The Kennedys and Marcello had a history. In 1959, Marcello was called to testify before the Senate’s McClellan Committee on organized crime, which included John F. Kennedy as senator and Robert Kennedy as legal counsel. Marcello, pleading the Fifth Amendment right against self-incrimination, refused to testify. Shortly after Kennedy was sworn in as president, in 1961, Marcello was deported as an undesirable alien to Guatemala, but Marcello made his way back to the United States and his lawyers prevented another deportation.
Enriching the conspiracy theories, Jack Ruby, the strip club operator in Dallas, was an associate of the Marcello and Giancana organizations, and there is no question that Ruby shot and killed the putative assassin, Lee Harvey Oswald, in the Dallas Police headquarters three days after Oswald was arrested. And Oswald himself had an uncle in New Orleans, Charles “Dutz” Murret, who was a well-known associate of the Marcello organization.
There are as many doubters as champions of the Mob-as-assassin conspiracy theories, but the many connections among Marcello, Oswald and Ruby continue to fuel the debates.
In 1966, Marcello served six months of a two-year sentence for assaulting an FBI agent. He managed to avoid the criminal courts for the next 15 years.

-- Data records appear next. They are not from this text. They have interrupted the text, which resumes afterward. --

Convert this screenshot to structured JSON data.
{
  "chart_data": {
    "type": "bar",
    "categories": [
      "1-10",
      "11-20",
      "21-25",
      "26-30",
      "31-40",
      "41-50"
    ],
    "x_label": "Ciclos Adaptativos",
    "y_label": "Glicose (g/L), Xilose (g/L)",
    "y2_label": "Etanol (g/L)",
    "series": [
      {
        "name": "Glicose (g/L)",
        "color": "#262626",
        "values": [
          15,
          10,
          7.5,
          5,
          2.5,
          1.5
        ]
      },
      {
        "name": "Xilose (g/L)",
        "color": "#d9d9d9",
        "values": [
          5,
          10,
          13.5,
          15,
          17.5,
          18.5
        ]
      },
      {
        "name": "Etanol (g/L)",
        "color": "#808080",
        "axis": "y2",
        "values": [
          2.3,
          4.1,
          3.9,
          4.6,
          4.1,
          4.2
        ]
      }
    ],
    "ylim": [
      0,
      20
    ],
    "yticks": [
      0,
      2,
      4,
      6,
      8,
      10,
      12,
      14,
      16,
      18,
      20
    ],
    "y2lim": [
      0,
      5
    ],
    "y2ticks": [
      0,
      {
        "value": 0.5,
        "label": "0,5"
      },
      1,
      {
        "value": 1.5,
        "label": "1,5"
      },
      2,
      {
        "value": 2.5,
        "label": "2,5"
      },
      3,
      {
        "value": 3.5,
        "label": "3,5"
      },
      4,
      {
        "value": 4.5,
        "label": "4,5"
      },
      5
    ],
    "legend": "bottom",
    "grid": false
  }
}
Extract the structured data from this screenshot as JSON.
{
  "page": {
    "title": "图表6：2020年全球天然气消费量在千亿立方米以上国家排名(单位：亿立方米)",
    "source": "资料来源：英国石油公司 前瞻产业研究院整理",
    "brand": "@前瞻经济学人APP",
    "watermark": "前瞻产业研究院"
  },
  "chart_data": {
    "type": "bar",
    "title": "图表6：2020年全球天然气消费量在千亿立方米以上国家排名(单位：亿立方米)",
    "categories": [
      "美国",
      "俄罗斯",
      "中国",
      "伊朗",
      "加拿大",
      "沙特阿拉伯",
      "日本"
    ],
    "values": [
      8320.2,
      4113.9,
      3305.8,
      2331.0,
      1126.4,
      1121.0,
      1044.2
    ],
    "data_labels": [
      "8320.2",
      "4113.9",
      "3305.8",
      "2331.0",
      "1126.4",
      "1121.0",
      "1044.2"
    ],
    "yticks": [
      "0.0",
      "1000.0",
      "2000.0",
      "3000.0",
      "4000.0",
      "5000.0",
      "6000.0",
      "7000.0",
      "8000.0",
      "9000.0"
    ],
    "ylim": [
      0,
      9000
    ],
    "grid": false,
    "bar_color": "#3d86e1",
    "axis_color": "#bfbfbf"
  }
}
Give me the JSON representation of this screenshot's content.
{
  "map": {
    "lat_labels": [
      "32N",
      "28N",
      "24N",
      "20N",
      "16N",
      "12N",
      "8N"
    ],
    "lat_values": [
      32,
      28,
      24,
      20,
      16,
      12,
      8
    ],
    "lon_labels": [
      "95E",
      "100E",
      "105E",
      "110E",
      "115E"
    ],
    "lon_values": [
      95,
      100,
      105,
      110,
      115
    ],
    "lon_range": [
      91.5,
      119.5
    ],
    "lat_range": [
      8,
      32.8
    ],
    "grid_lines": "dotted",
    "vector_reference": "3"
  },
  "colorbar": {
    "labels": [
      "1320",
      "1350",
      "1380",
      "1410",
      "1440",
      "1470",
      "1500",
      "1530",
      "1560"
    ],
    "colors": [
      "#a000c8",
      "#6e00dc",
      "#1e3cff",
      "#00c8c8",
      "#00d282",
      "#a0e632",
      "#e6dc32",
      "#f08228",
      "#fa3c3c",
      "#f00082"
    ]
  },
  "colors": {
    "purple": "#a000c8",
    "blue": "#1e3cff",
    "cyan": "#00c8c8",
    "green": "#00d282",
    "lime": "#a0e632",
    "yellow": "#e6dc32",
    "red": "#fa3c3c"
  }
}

Later in life, at age 72, Marcello received two felony convictions. In January 1982, a federal judge sentenced Marcello to seven years in prison for his conviction on one count of conspiracy in the “Brilab” corruption and labor racketeering case. Marcello and other defendants had conspired to accept bribes and kickbacks to provide large state insurance contracts in Louisiana to three salesmen who turned out to be undercover FBI agents conducting a sting operation.
Then, in April 1982, Marcello got an additional 10 years in federal prison for his part in an effort to bribe a federal judge in Los Angeles who was set to preside over a racketeering case to be brought against a number of defendants, including Marcello.
In 1989, the 5th U.S. Circuit Court of Appeals threw out Marcello’s Brilab conviction, and he was released from prison. But he had suffered several strokes and effectively retired from the rackets.
He died at his Metairie, Louisiana, home on March 2, 1993.